Mr. Pagan acknowledges that the evidence that he claims demonstrates the City's failure to provide adequate training and supervision and its deliberate indifference consists of New Haven Register articles from 2008 in which the attorney for Errie McClendon states that witnesses "claim to have been prompted" by Detective Willoughby in the criminal case against him and the transcripts of the criminal trial against Kwame Wells-Jordan in which three witnesses testified that Detective Willoughby instructed them to implicate Mr. Wells-Jordan. His counsel claimed at oral argument that from these contemporaneous cases, along with the fact that Detective Willoughby had been with the New Haven Police Department for a "long period of time," that he had claimed he solved "100%" of his cases, and that he was frequently assigned to high profile investigations, a reasonable jury could draw an inference that the City and Chief Ortiz had notice of Willoughby's interrogation techniques.

The Supreme Court recently held that "contemporaneous or subsequent conduct cannot establish a pattern of violations that would provide notice to the city and the opportunity to conform to constitutional dictates" as is required in a deliberate indifference or failure to train claim against a municipality, Connick v. Thompson, ___ U.S. ___, 131 S.Ct. 1350, 1360 n.7 (2011). At best, the conduct in the McClendon and Wells-Jordan matters was contemporaneous with Detective Willoughby's actions in investigating the case against Mr. Pagan. Mr. Pagan therefore cannot point to any evidence from which a reasonable jury may permissibly conclude that the City was aware of constitutional violations by its detectives in their investigative practices or that it failed to properly train those detectives.

Mr. Pagan's claims against Chief Francisco Ortiz (Count Six for failure to adequately supervise and failure to intercede) fail for the same reasons as his claims against the City. As with his claims against the City, Mr. Pagan relies on Detective Willoughby's actions in connection with the McClendon and Wells-Jordan cases as evidence of a "pattern of misconduct" for which his supervisor, Chief Ortiz, may be found liable. This is not evidence upon which a reasonable jury may base a conclusion that Ortiz was aware or should have been aware of constitutional violations.

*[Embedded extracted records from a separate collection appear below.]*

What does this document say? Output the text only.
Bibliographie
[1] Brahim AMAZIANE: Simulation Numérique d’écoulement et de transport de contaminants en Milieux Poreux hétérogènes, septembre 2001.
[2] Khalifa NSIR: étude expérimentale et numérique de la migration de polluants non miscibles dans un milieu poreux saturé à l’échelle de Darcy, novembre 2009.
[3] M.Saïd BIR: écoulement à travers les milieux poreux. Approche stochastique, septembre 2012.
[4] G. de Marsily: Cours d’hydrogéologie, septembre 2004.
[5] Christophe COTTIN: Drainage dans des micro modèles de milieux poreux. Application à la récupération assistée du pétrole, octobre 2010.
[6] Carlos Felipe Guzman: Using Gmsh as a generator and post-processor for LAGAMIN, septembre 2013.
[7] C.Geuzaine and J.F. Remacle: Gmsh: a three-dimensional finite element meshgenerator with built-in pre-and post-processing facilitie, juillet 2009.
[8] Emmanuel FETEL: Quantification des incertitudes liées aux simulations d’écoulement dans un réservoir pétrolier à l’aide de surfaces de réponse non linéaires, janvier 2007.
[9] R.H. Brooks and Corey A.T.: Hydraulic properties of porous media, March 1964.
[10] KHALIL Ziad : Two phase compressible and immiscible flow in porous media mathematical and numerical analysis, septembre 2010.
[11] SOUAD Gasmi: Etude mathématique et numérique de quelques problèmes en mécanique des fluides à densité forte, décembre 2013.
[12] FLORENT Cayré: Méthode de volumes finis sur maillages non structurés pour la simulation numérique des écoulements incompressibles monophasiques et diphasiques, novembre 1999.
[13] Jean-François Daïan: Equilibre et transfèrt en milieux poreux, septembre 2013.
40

The City's motion for summary judgment on Counts Four and Five, and Chief Ortiz's motion for summary judgment on Count Six are therefore granted.

III. Conclusion

For the reasons stated above, Defendant Willoughby's motion for summary judgment [Doc. # 74] and Defendant Sutton's motion for summary judgment [Doc. # 76] are DENIED; Defendant Ortiz's motion for summary judgment [Doc. # 75] and the City of New Haven's motion for summary judgment [Doc. # 77] are GRANTED.

IT IS SO ORDERED.

FootNotes


1. Plaintiff moves [Doc. # 82] to withdraw Count Two of the Complaint, which Defendants do not oppose. Plaintiff's motion to withdraw is granted, and Count Two is dismissed. The Court therefore does not address Defendants' arguments with respect to summary judgment on Count Two.
2. "Summary judgment is appropriate where, construing all evidence in the light most favorable to the non-moving party," Pabon v. Wright, 459 F.3d 241, 247 (2d Cir. 2006), "the pleadings, the discovery and disclosure materials on file, and any affidavits show that there is no genuine issue as to any material fact and that the movant is entitled to judgment as a matter of law," Fed. R. Civ. P. 56(c)(2). An issue of fact is "material" if it "might affect the outcome of the suit under the governing law," and is "genuine" if "a reasonable jury could return a verdict for the nonmoving party" based on it. Anderson v. Liberty Lobby, Inc., 477 U.S. 242, 248 (1986). "Unsupported allegations do not create a material issue of fact." Weinstock v. Columbia Univ., 224 F.3d 33, 41 (2d Cir. 2000).